Mollie Bender, partner with her late brother Bill Gottlieb, her husband, Irving Bender, and her son, Neil Bender, in the family real estate business, died July 1 in her West Village home at the age of 85.
As a member of a real estate company with a reputation for seldom, if ever, selling a property, she played a vital role in keeping intact the identity and characters of the West Village and Gansevoort Market District, in particular. Some of the company’s properties have been long vacant, however, such as the landmarked Northern Dispensary at Waverly Pl. and Grove St. The company also owns property in Chelsea and Gramercy and on the Lower East Side.
After Bill Gottlieb’s death in 1999, Mollie Bender ran the business with her husband and her son.
With the proceeds earned in the 1950s and ’60s from Poor Joe’s, a bar and grill in Washington, D.C., Mollie and Irving Bender provided the seed money for Bill Gottlieb to buy his first buildings in Manhattan. Over the next four decades, they grew a company that currently owns more than 100 properties.
She was born in Coney Island in 1922.
She was an active supporter last March of the Landmark Preservation Commission’s designation of the Keller Hotel, 150 Barrow St. A family spokesperson said the landmarked building would undergo major renovations overseen by L.P.C. to be completed in 2008.
Mollie Bender was also a strong supporter for the preservation and conversion into a park of the High Line, the derelict railroad viaduct running from the Meatpacking District to W. 34th St. She was the lone dissenter among a group of 38 adjacent property owners known as Chelsea Property Owners who tried to have the elevated railroad demolished.
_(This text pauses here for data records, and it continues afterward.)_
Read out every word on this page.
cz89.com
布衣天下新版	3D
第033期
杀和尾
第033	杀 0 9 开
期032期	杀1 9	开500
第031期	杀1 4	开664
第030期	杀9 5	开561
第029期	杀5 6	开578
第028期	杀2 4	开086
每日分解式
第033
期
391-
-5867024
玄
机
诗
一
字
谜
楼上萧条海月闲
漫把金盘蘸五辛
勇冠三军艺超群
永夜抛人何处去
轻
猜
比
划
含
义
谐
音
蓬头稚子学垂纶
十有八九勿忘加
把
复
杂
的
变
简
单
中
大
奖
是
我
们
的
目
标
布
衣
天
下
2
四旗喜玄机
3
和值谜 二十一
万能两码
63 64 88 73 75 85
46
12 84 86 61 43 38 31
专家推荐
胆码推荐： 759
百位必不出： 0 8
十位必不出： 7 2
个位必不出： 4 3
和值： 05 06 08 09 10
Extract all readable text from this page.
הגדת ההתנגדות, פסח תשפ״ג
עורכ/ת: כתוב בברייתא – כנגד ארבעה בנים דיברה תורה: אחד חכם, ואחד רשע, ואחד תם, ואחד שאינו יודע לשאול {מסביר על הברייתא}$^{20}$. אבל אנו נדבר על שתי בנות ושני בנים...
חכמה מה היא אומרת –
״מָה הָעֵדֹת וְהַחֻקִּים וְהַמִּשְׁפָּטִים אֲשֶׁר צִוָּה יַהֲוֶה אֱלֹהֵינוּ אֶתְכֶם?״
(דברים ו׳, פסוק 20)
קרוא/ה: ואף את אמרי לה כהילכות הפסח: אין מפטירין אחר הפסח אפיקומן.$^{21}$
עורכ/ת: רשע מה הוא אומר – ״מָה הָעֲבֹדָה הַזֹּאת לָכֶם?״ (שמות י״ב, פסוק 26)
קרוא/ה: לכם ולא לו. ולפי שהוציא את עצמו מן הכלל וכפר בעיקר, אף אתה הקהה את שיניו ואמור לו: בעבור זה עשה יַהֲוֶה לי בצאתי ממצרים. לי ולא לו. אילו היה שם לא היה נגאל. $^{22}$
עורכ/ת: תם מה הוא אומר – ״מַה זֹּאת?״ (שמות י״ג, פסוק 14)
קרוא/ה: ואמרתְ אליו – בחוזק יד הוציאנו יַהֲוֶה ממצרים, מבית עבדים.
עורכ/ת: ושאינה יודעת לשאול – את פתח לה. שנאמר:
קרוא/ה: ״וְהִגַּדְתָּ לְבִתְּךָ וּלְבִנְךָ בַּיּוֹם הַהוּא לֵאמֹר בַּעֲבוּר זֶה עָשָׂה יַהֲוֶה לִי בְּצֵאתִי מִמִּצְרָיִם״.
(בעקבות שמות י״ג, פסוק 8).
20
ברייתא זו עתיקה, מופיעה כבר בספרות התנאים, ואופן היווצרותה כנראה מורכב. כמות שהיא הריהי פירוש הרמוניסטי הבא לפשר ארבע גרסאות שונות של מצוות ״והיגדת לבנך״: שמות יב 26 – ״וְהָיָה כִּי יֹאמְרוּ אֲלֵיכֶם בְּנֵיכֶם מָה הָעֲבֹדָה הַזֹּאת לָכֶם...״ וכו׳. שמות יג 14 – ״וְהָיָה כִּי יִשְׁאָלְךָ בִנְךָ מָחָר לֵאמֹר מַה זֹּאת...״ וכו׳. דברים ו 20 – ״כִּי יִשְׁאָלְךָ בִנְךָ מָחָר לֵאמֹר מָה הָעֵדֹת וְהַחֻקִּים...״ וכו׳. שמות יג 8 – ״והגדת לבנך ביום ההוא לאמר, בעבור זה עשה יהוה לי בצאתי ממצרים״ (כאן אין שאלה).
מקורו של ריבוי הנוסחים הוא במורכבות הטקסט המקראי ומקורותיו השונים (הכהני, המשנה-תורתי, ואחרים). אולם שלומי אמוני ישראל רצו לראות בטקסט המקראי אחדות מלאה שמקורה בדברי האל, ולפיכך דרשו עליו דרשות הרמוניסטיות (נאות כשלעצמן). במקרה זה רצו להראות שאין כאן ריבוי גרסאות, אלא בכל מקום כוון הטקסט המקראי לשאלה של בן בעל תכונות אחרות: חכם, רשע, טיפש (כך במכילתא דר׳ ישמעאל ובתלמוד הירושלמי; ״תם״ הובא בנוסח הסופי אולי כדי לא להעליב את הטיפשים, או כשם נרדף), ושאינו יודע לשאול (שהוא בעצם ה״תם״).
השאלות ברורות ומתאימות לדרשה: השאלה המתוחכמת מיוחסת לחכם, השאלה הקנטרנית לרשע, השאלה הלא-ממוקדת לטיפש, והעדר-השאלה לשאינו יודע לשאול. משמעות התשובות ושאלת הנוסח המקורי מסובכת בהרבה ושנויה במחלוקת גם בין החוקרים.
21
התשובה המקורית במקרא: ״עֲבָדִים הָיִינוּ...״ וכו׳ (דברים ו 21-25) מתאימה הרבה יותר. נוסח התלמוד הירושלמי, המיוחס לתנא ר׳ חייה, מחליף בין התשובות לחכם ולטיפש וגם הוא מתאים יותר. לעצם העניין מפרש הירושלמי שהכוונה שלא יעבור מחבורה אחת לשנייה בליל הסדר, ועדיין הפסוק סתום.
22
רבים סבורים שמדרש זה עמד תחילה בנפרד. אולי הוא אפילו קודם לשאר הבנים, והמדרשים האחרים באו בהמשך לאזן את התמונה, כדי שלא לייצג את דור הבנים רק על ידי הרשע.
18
“My mother was remarkable for her lifelong dedication to her family and work,” said Neil Bender. “She was a loving and caring wife, mother and grandmother, as well as a skilled and seasoned businesswoman who worked six days a week up to the time of her passing. Her legacy lives on in the wonderful New York neighborhoods where she worked and lived.”
She was active in her synagogue and several charities, including the nonprofit Autism Speaks. Her husband, two adult children and three grandchildren survive.
Rabbi Daniel Alder presided over the funeral at Plaza Memorial Chapel in Manhattan. Burial was in Mount Hebron Cemetery in Queens.